C’était l’une des promesses faites par Sylvaine Mazière-Tauran lors de son élection à la tête de l’Ordre des infirmiers (ONI) : lancer une enquête nationale auprès des infirmiers inscrits au tableau de l’Ordre sur les violences sexistes et sexuelles (VSS). L’objectif : avoir une meilleure visibilité de l’étendue du phénomène et proposer des solutions pour tenter d’y remédier. « C’est un sujet qui me tient à cœur, dont l’actualité, avec le mouvement #MeToo Hôpital, a accéléré l’émergence », a-t-elle indiqué en ouverture de la conférence de presse sur la présentation des résultats de l’enquête*, le 11 décembre. Avant l’ONI, l’Ordre des médecins dévoilait ses propres conclusions et indiquait qu’une femme médecin sur 2 avait déjà été victime de VSS dans le cadre de son exercice.

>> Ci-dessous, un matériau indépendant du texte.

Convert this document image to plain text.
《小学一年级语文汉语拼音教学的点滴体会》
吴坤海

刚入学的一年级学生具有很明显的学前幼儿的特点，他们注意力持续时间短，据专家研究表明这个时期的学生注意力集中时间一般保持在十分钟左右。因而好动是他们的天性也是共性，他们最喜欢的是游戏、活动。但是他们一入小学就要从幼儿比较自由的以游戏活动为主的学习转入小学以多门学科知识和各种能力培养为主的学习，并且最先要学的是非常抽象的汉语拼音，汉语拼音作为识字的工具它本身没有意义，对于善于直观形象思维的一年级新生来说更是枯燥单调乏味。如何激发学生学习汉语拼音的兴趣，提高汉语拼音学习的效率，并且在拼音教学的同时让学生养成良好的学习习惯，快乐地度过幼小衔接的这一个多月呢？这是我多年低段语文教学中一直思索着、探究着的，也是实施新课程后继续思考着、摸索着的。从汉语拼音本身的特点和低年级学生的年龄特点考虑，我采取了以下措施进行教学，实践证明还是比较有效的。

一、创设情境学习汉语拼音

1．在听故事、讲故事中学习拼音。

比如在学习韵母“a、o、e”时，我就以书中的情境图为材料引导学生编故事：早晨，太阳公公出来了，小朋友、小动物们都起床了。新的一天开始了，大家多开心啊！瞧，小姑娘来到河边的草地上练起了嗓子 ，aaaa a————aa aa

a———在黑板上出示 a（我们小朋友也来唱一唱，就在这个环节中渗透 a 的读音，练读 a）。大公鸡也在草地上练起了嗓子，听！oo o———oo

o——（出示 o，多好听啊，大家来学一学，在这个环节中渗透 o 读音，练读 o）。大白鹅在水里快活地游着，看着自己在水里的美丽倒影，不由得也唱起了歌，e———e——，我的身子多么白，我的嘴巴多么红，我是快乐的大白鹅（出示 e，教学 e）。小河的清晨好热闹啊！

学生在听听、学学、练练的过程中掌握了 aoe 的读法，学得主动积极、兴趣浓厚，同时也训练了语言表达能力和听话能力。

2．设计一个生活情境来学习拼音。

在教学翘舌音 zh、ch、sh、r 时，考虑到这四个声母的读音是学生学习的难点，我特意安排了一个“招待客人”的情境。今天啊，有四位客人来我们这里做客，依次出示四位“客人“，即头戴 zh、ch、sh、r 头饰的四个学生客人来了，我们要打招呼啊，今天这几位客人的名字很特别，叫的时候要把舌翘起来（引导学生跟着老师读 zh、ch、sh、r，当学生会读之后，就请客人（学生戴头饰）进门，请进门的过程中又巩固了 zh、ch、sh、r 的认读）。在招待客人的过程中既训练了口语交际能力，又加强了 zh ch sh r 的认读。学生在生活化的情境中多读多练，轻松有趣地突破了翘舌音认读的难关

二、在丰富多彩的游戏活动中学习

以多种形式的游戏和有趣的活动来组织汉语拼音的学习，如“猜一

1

Une proportion que l’on retrouve chez les infirmier(ère)s, confirme l’enquête de l’ONI, qui identifie trois facteurs à l’existence de ces violences en santé : la culture carabine, le déséquilibre des rapports hiérarchiques ou fonctionnels, et la permanence d’une culture du silence, qui empêche les professionnels de les dénoncer. Ainsi, 49% des 21 870 répondants déclarent avoir été victimes de VSS au moins une fois au cours de leur carrière. Des chiffres à mettre en parallèle avec une réalité : le phénomène touche l’ensemble des modes d’exercice infirmier, y compris les étudiant(e)s, pour un quart d'entre eux. « Nous retrouvons chez les répondants notre répartition démographique générale : les libéraux (IDEL), les salariés du public et du privé », a commenté Sylvaine Mazière-Tauran. S’il y a une prévalence des infirmier(ère)s hospitaliers, du fait de leurs effectifs, sont également représentés « les EHPAD, le secteur de la santé territoriale, la santé scolaire, la santé universitaire » ou encore la santé au travail ou les infirmier(ère)s exerçant chez des prestataires de services (SSIAD ou PSAD).

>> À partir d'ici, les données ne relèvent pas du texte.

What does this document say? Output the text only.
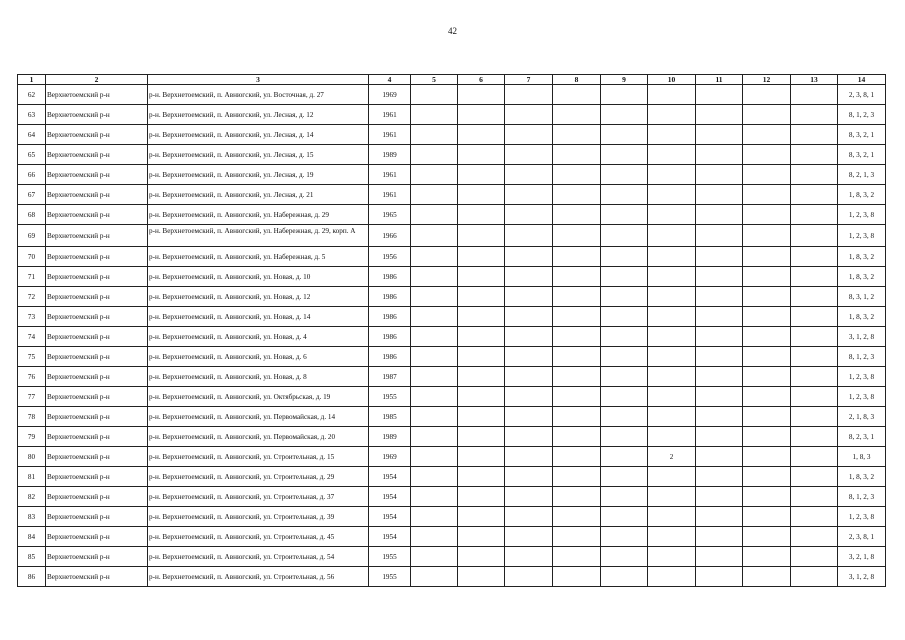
42
1	2	3	4	5	6	7	8	9	10	11	12	13	14
62	Верхнетоемский р-н	р-н. Верхнетоемский, п. Авнюгский, ул. Восточная, д. 27	1969										2, 3, 8, 1
63	Верхнетоемский р-н	р-н. Верхнетоемский, п. Авнюгский, ул. Лесная, д. 12	1961										8, 1, 2, 3
64	Верхнетоемский р-н	р-н. Верхнетоемский, п. Авнюгский, ул. Лесная, д. 14	1961										8, 3, 2, 1
65	Верхнетоемский р-н	р-н. Верхнетоемский, п. Авнюгский, ул. Лесная, д. 15	1989										8, 3, 2, 1
66	Верхнетоемский р-н	р-н. Верхнетоемский, п. Авнюгский, ул. Лесная, д. 19	1961										8, 2, 1, 3
67	Верхнетоемский р-н	р-н. Верхнетоемский, п. Авнюгский, ул. Лесная, д. 21	1961										1, 8, 3, 2
68	Верхнетоемский р-н	р-н. Верхнетоемский, п. Авнюгский, ул. Набережная, д. 29	1965										1, 2, 3, 8
69	Верхнетоемский р-н	р-н. Верхнетоемский, п. Авнюгский, ул. Набережная, д. 29, корп. А	1966										1, 2, 3, 8
70	Верхнетоемский р-н	р-н. Верхнетоемский, п. Авнюгский, ул. Набережная, д. 5	1956										1, 8, 3, 2
71	Верхнетоемский р-н	р-н. Верхнетоемский, п. Авнюгский, ул. Новая, д. 10	1986										1, 8, 3, 2
72	Верхнетоемский р-н	р-н. Верхнетоемский, п. Авнюгский, ул. Новая, д. 12	1986										8, 3, 1, 2
73	Верхнетоемский р-н	р-н. Верхнетоемский, п. Авнюгский, ул. Новая, д. 14	1986										1, 8, 3, 2
74	Верхнетоемский р-н	р-н. Верхнетоемский, п. Авнюгский, ул. Новая, д. 4	1986										3, 1, 2, 8
75	Верхнетоемский р-н	р-н. Верхнетоемский, п. Авнюгский, ул. Новая, д. 6	1986										8, 1, 2, 3
76	Верхнетоемский р-н	р-н. Верхнетоемский, п. Авнюгский, ул. Новая, д. 8	1987										1, 2, 3, 8
77	Верхнетоемский р-н	р-н. Верхнетоемский, п. Авнюгский, ул. Октябрьская, д. 19	1955										1, 2, 3, 8
78	Верхнетоемский р-н	р-н. Верхнетоемский, п. Авнюгский, ул. Первомайская, д. 14	1985										2, 1, 8, 3
79	Верхнетоемский р-н	р-н. Верхнетоемский, п. Авнюгский, ул. Первомайская, д. 20	1989										8, 2, 3, 1
80	Верхнетоемский р-н	р-н. Верхнетоемский, п. Авнюгский, ул. Строительная, д. 15	1969						2				1, 8, 3
81	Верхнетоемский р-н	р-н. Верхнетоемский, п. Авнюгский, ул. Строительная, д. 29	1954										1, 8, 3, 2
82	Верхнетоемский р-н	р-н. Верхнетоемский, п. Авнюгский, ул. Строительная, д. 37	1954										8, 1, 2, 3
83	Верхнетоемский р-н	р-н. Верхнетоемский, п. Авнюгский, ул. Строительная, д. 39	1954										1, 2, 3, 8
84	Верхнетоемский р-н	р-н. Верхнетоемский, п. Авнюгский, ул. Строительная, д. 45	1954										2, 3, 8, 1
85	Верхнетоемский р-н	р-н. Верхнетоемский, п. Авнюгский, ул. Строительная, д. 54	1955										3, 2, 1, 8
86	Верхнетоемский р-н	р-н. Верхнетоемский, п. Авнюгский, ул. Строительная, д. 56	1955										3, 1, 2, 8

Un(e) infirmier(e) sur 4 déclare ne pas se sentir en sécurité sur son lieu de travail.
Des violences qui touchent tous les modes d'exercice
Dans le détail, les VSS se traduisent en premier lieu par des réflexions dégradantes ou inappropriées du fait du genre des infirmier(ère)s, des outrages sexistes, et des agressions sexuelles. Et des viols, qui représentent 0,13% des VSS. Si un peu plus de la moitié des répondants (54%) estiment être « rarement » victimes de ces faits, ils sont tout de même 40% à juger l’être « régulièrement ». Quant aux auteurs, ce sont les patients qui arrivent en tête, à hauteur de 60%, suivis par les autres professionnels de santé (47%), mais avec des écarts selon les modes d’exercice. Les IDEL, qui se rendent seul(e)s au domicile, sont ainsi plus en butte aux comportements inappropriés des patients (à 80%) ou des familles, quand les hospitalier(ère)s dénoncent plutôt d’autres professionnels, voire la hiérarchie. « Un infirmier sur 4 déclare ne pas se sentir en sécurité sur son lieu de travail », a déploré Sylvaine Mazière-Tauran, ce qui illustre l’enjeu de la problématique.

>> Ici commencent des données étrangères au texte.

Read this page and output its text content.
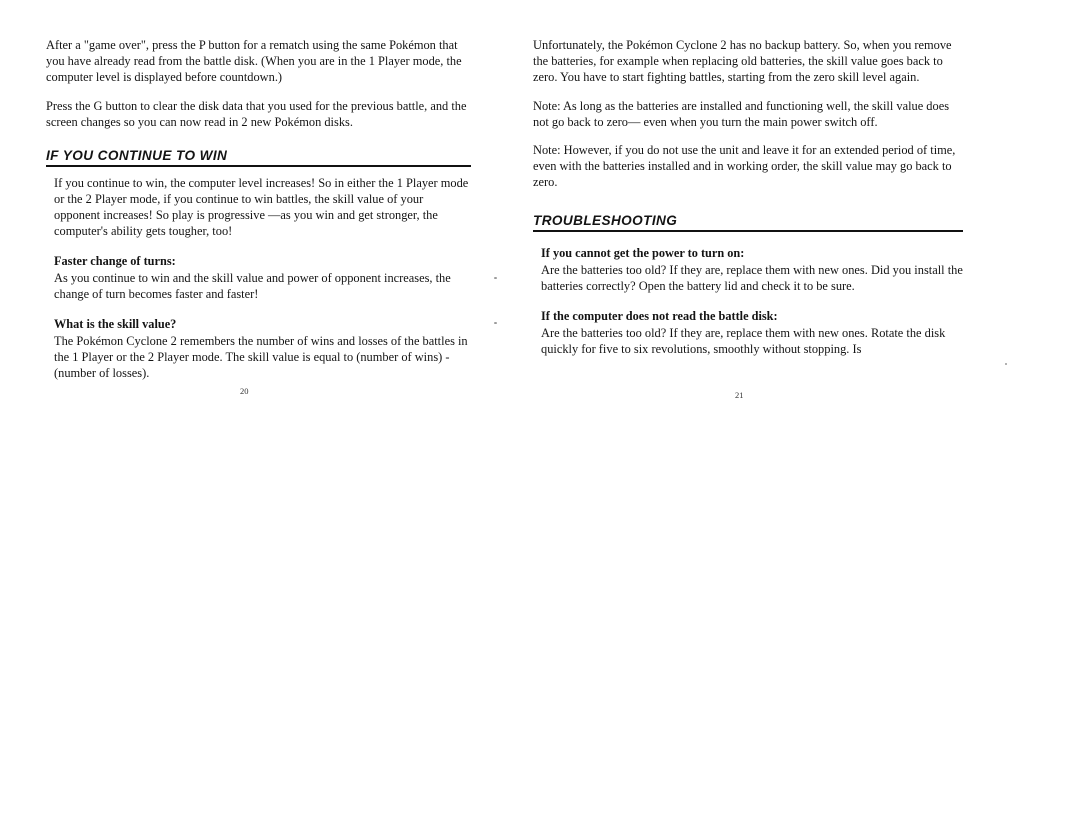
After a "game over", press the P button for a rematch using the same Pokémon that you have already read from the battle disk. (When you are in the 1 Player mode, the computer level is displayed before countdown.)

Press the G button to clear the disk data that you used for the previous battle, and the screen changes so you can now read in 2 new Pokémon disks.

IF YOU CONTINUE TO WIN

If you continue to win, the computer level increases! So in either the 1 Player mode or the 2 Player mode, if you continue to win battles, the skill value of your opponent increases! So play is progressive —as you win and get stronger, the computer's ability gets tougher, too!

Faster change of turns:

As you continue to win and the skill value and power of opponent increases, the change of turn becomes faster and faster!

What is the skill value?

The Pokémon Cyclone 2 remembers the number of wins and losses of the battles in the 1 Player or the 2 Player mode. The skill value is equal to (number of wins) - (number of losses).

Unfortunately, the Pokémon Cyclone 2 has no backup battery. So, when you remove the batteries, for example when replacing old batteries, the skill value goes back to zero. You have to start fighting battles, starting from the zero skill level again.

Note: As long as the batteries are installed and functioning well, the skill value does not go back to zero— even when you turn the main power switch off.

Note: However, if you do not use the unit and leave it for an extended period of time, even with the batteries installed and in working order, the skill value may go back to zero.

TROUBLESHOOTING
If you cannot get the power to turn on:

Are the batteries too old? If they are, replace them with new ones. Did you install the batteries correctly? Open the battery lid and check it to be sure.

If the computer does not read the battle disk:

Are the batteries too old? If they are, replace them with new ones. Rotate the disk quickly for five to six revolutions, smoothly without stopping. Is

20	21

12% des victimes changent d'activité
Un enjeu d’autant plus grand que ces VSS ne sont pas sans conséquence sur la santé des soignant(e)s : c’est le cas pour un tiers des victimes. Pour 24%, ce sont leur vie sociale ou leur vie intime qui en pâtissent, et pour 19%, ces VSS ont entraîné une détérioration de leurs relations au travail. Enfin 12% des victimes ont choisi tout simplement de changer d’activité. « Ce changement d’activité représente quelquefois une fuite ou paraît obligatoire pour se protéger, pour échapper à la situation », a commenté la présidente de l’ONI. En creux, c’est également la représentation du métier qui est en cause, celle d’une profession un peu « légère », à l’origine d’un imaginaire qui encourage les comportements inappropriés, a-t-elle dénoncé.
Les violences sexistes et sexuelles en chiffres
49% des infirmier(ère)s indiquent avoir été victimes de VSS au moins une fois dans leur exercice, dont 53% chez les femmes et 24% chez les hommes.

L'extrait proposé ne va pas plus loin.